Nontransformed monkey kidney cells (BSC-1 line), used as a model for renal epithelium, were assayed for release of platelet-derived growth factor (PDGF)-like proteins. BSC-1 cells continuously released a mitogenic activity for fibroblasts and a chemoattractant activity for smooth muscle cells, each of which was inhibited 80-90% by an antibody to human PDGF. A cDNA probe for the PDGF B-chain gene (c-sis), but not for the A-chain gene, hybridized to mRNA obtained from growing and quiescent cells. c-sis gene expression and PDGF-like protein secretion were studied in the presence of known growth-regulatory molecules. A secreted BSC-1 cell protein identical to transforming growth factor beta 2 inhibited DNA synthesis in growing cultures and induced marked accumulation of c-sis mRNA without a corresponding increase in the release of PDGF-like activity.
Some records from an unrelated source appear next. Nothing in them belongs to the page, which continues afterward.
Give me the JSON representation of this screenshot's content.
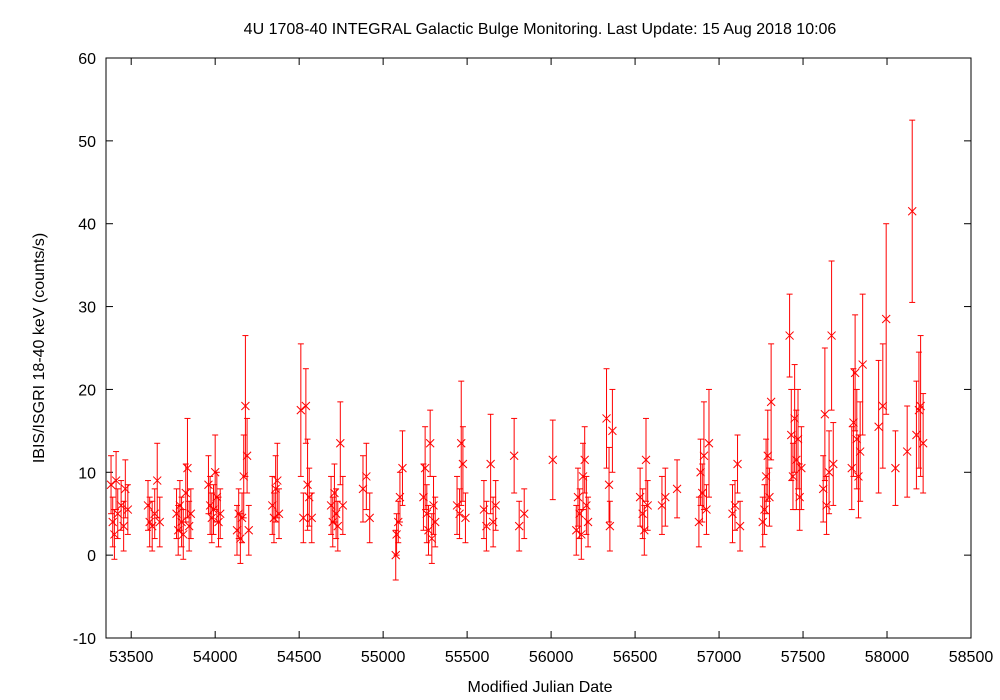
{
  "chart_data": {
    "type": "scatter",
    "title": "4U 1708-40   INTEGRAL Galactic Bulge Monitoring.  Last Update: 15 Aug 2018 10:06",
    "xlabel": "Modified Julian Date",
    "ylabel": "IBIS/ISGRI 18-40 keV (counts/s)",
    "xlim": [
      53350,
      58500
    ],
    "ylim": [
      -10,
      60
    ],
    "x_ticks": [
      53500,
      54000,
      54500,
      55000,
      55500,
      56000,
      56500,
      57000,
      57500,
      58000,
      58500
    ],
    "y_ticks": [
      -10,
      0,
      10,
      20,
      30,
      40,
      50,
      60
    ],
    "grid": false,
    "legend": "none",
    "marker": "x",
    "color": "#ff0000",
    "series": [
      {
        "points": [
          [
            53380,
            8.5,
            3.5
          ],
          [
            53390,
            4.0,
            3.0
          ],
          [
            53400,
            2.5,
            3.0
          ],
          [
            53410,
            9.0,
            3.5
          ],
          [
            53420,
            5.0,
            3.0
          ],
          [
            53440,
            6.0,
            3.0
          ],
          [
            53455,
            3.5,
            3.0
          ],
          [
            53465,
            8.0,
            3.5
          ],
          [
            53480,
            5.5,
            3.0
          ],
          [
            53600,
            6.0,
            3.0
          ],
          [
            53610,
            4.0,
            3.0
          ],
          [
            53625,
            3.5,
            3.0
          ],
          [
            53640,
            5.0,
            3.0
          ],
          [
            53655,
            9.0,
            4.5
          ],
          [
            53670,
            4.0,
            3.0
          ],
          [
            53770,
            5.0,
            3.0
          ],
          [
            53780,
            3.0,
            3.0
          ],
          [
            53790,
            6.0,
            3.0
          ],
          [
            53800,
            4.0,
            3.0
          ],
          [
            53810,
            2.5,
            3.0
          ],
          [
            53825,
            7.5,
            3.5
          ],
          [
            53835,
            10.5,
            6.0
          ],
          [
            53845,
            3.5,
            3.0
          ],
          [
            53855,
            5.0,
            3.0
          ],
          [
            53960,
            8.5,
            3.5
          ],
          [
            53970,
            6.0,
            3.5
          ],
          [
            53980,
            4.5,
            3.0
          ],
          [
            53990,
            5.5,
            3.0
          ],
          [
            54000,
            10.0,
            4.5
          ],
          [
            54010,
            7.0,
            3.0
          ],
          [
            54020,
            4.0,
            3.0
          ],
          [
            54030,
            5.0,
            3.0
          ],
          [
            54130,
            3.0,
            3.0
          ],
          [
            54140,
            5.0,
            3.0
          ],
          [
            54150,
            2.0,
            3.0
          ],
          [
            54160,
            4.5,
            3.0
          ],
          [
            54170,
            9.5,
            5.0
          ],
          [
            54180,
            18.0,
            8.5
          ],
          [
            54190,
            12.0,
            4.5
          ],
          [
            54200,
            3.0,
            3.0
          ],
          [
            54340,
            6.0,
            3.5
          ],
          [
            54350,
            4.5,
            3.0
          ],
          [
            54360,
            8.0,
            4.0
          ],
          [
            54370,
            9.0,
            4.5
          ],
          [
            54380,
            5.0,
            3.0
          ],
          [
            54510,
            17.5,
            8.0
          ],
          [
            54525,
            4.5,
            3.0
          ],
          [
            54540,
            18.0,
            4.5
          ],
          [
            54550,
            8.5,
            5.5
          ],
          [
            54560,
            7.0,
            3.5
          ],
          [
            54575,
            4.5,
            3.0
          ],
          [
            54690,
            6.0,
            3.5
          ],
          [
            54700,
            4.0,
            3.0
          ],
          [
            54710,
            7.5,
            3.5
          ],
          [
            54720,
            5.0,
            3.0
          ],
          [
            54730,
            3.5,
            3.0
          ],
          [
            54745,
            13.5,
            5.0
          ],
          [
            54760,
            6.0,
            3.5
          ],
          [
            54880,
            8.0,
            4.0
          ],
          [
            54900,
            9.5,
            4.0
          ],
          [
            54920,
            4.5,
            3.0
          ],
          [
            55075,
            0.0,
            3.0
          ],
          [
            55080,
            2.5,
            2.5
          ],
          [
            55090,
            4.0,
            2.5
          ],
          [
            55100,
            7.0,
            3.0
          ],
          [
            55115,
            10.5,
            4.5
          ],
          [
            55240,
            7.0,
            4.0
          ],
          [
            55250,
            10.5,
            5.0
          ],
          [
            55260,
            5.0,
            3.5
          ],
          [
            55270,
            3.0,
            3.0
          ],
          [
            55280,
            13.5,
            4.0
          ],
          [
            55290,
            2.0,
            3.0
          ],
          [
            55300,
            6.0,
            3.5
          ],
          [
            55310,
            4.0,
            3.0
          ],
          [
            55440,
            6.0,
            3.5
          ],
          [
            55455,
            5.0,
            3.0
          ],
          [
            55465,
            13.5,
            7.5
          ],
          [
            55475,
            11.0,
            4.5
          ],
          [
            55490,
            4.5,
            3.0
          ],
          [
            55600,
            5.5,
            3.5
          ],
          [
            55615,
            3.5,
            3.0
          ],
          [
            55640,
            11.0,
            6.0
          ],
          [
            55655,
            4.0,
            3.0
          ],
          [
            55670,
            6.0,
            3.0
          ],
          [
            55780,
            12.0,
            4.5
          ],
          [
            55810,
            3.5,
            3.0
          ],
          [
            55840,
            5.0,
            3.0
          ],
          [
            56010,
            11.5,
            4.8
          ],
          [
            56150,
            3.0,
            3.0
          ],
          [
            56160,
            7.0,
            3.5
          ],
          [
            56170,
            5.0,
            3.0
          ],
          [
            56180,
            2.5,
            3.0
          ],
          [
            56190,
            9.5,
            4.0
          ],
          [
            56200,
            11.5,
            4.0
          ],
          [
            56210,
            6.0,
            3.5
          ],
          [
            56220,
            4.0,
            3.0
          ],
          [
            56330,
            16.5,
            6.0
          ],
          [
            56345,
            8.5,
            4.5
          ],
          [
            56350,
            3.5,
            3.0
          ],
          [
            56365,
            15.0,
            5.0
          ],
          [
            56530,
            7.0,
            3.5
          ],
          [
            56545,
            5.0,
            3.0
          ],
          [
            56555,
            3.0,
            3.0
          ],
          [
            56565,
            11.5,
            5.0
          ],
          [
            56575,
            6.0,
            3.0
          ],
          [
            56660,
            6.0,
            3.5
          ],
          [
            56680,
            7.0,
            3.5
          ],
          [
            56750,
            8.0,
            3.5
          ],
          [
            56880,
            4.0,
            3.0
          ],
          [
            56890,
            10.0,
            4.0
          ],
          [
            56900,
            7.5,
            3.5
          ],
          [
            56910,
            12.0,
            6.5
          ],
          [
            56925,
            5.5,
            3.0
          ],
          [
            56940,
            13.5,
            6.5
          ],
          [
            57080,
            5.0,
            3.5
          ],
          [
            57095,
            6.0,
            3.0
          ],
          [
            57110,
            11.0,
            3.5
          ],
          [
            57125,
            3.5,
            3.0
          ],
          [
            57260,
            4.0,
            3.0
          ],
          [
            57270,
            5.5,
            3.0
          ],
          [
            57280,
            9.5,
            4.5
          ],
          [
            57290,
            12.0,
            5.5
          ],
          [
            57300,
            7.0,
            3.5
          ],
          [
            57310,
            18.5,
            7.0
          ],
          [
            57420,
            26.5,
            5.0
          ],
          [
            57430,
            14.5,
            5.5
          ],
          [
            57440,
            9.5,
            4.0
          ],
          [
            57450,
            16.5,
            6.5
          ],
          [
            57460,
            11.5,
            6.0
          ],
          [
            57470,
            14.0,
            6.0
          ],
          [
            57480,
            7.0,
            4.0
          ],
          [
            57490,
            10.5,
            5.0
          ],
          [
            57620,
            8.0,
            4.0
          ],
          [
            57630,
            17.0,
            8.0
          ],
          [
            57640,
            6.0,
            3.5
          ],
          [
            57655,
            10.0,
            5.0
          ],
          [
            57670,
            26.5,
            9.0
          ],
          [
            57680,
            11.0,
            5.0
          ],
          [
            57790,
            10.5,
            5.0
          ],
          [
            57800,
            16.0,
            6.5
          ],
          [
            57810,
            22.0,
            7.0
          ],
          [
            57820,
            14.0,
            6.0
          ],
          [
            57830,
            9.5,
            5.0
          ],
          [
            57840,
            12.5,
            6.0
          ],
          [
            57855,
            23.0,
            8.5
          ],
          [
            57950,
            15.5,
            8.0
          ],
          [
            57975,
            18.0,
            7.5
          ],
          [
            57995,
            28.5,
            11.5
          ],
          [
            58050,
            10.5,
            4.5
          ],
          [
            58120,
            12.5,
            5.5
          ],
          [
            58150,
            41.5,
            11.0
          ],
          [
            58175,
            14.5,
            6.5
          ],
          [
            58190,
            17.5,
            7.0
          ],
          [
            58200,
            18.0,
            8.5
          ],
          [
            58215,
            13.5,
            6.0
          ]
        ]
      }
    ]
  }
}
Adenosine diphosphate stimulated DNA synthesis in quiescent cultures and enhanced both c-sis expression and release of PDGF-like activity. However, growing and quiescent cells did not express the PDGF receptor gene or exhibit a mitogenic response to authentic PDGF. Thus the PDGF-like protein released by these kidney epithelial cells could contribute to growth control by a paracrine mechanism.
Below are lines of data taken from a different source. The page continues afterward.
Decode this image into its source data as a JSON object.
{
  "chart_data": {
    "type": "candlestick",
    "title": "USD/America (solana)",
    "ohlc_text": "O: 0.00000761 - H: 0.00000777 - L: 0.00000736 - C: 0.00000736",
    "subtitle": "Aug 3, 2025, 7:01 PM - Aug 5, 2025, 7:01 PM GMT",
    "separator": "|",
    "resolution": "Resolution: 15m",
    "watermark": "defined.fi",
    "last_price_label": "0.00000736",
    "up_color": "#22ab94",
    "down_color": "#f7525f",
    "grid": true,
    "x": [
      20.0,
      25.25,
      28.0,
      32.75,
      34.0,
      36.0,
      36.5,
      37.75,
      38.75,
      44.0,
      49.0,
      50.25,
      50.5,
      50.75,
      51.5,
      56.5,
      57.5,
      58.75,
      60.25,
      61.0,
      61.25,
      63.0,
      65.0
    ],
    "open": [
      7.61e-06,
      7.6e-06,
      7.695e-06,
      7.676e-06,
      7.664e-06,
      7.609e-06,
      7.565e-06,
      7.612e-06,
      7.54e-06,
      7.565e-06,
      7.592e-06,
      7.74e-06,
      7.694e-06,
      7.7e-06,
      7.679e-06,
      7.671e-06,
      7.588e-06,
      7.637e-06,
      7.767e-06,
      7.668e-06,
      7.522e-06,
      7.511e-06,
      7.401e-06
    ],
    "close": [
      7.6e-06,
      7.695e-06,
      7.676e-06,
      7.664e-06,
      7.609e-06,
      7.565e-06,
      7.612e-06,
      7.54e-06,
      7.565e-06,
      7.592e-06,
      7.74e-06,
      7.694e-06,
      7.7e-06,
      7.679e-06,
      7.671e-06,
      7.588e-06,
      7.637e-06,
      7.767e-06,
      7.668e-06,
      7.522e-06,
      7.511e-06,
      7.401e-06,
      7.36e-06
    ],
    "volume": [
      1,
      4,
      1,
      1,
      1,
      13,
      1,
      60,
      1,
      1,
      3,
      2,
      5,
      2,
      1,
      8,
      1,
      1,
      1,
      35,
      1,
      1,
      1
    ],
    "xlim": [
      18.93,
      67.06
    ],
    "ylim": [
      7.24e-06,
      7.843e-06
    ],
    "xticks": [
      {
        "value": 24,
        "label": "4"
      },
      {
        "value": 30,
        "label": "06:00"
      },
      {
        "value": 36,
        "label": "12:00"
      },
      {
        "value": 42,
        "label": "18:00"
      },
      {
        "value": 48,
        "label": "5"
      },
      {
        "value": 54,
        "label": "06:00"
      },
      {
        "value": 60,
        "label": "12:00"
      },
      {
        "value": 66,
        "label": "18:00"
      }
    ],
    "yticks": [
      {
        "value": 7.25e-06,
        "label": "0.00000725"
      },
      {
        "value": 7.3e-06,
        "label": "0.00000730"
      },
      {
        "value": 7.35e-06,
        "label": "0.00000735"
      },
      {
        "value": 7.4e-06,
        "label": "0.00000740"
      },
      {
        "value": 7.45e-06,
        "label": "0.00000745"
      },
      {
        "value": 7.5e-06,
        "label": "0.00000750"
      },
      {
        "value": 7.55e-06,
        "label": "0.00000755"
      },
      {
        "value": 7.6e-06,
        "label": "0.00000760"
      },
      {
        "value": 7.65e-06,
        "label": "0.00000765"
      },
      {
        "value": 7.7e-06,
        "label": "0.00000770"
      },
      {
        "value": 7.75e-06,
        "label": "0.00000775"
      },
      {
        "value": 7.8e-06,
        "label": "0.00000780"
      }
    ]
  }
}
作为肾上皮细胞模型的未转化猴肾细胞(BSC - 1系)被检测了血小板衍生生长因子(PDGF)样蛋白的释放情况。BSC - 1细胞持续释放对成纤维细胞的促有丝分裂活性以及对平滑肌细胞的趋化活性,这两种活性均被抗人PDGF抗体抑制80 - 90%。PDGF B链基因(c - sis)的cDNA探针,而非A链基因的探针,与从生长和静止细胞中获得的mRNA杂交。在已知生长调节分子存在的情况下,研究了c - sis基因表达和PDGF样蛋白分泌。一种与转化生长因子β2相同的分泌型BSC - 1细胞蛋白在生长培养物中抑制DNA合成,并诱导c - sis mRNA显著积累,而PDGF样活性的释放没有相应增加。二磷酸腺苷刺激静止培养物中的DNA合成,并增强c - sis表达和PDGF样活性的释放。然而,生长和静止细胞均不表达PDGF受体基因,也未表现出对 authentic PDGF的促有丝分裂反应。因此,这些肾上皮细胞释放的PDGF样蛋白可能通过旁分泌机制促进生长控制。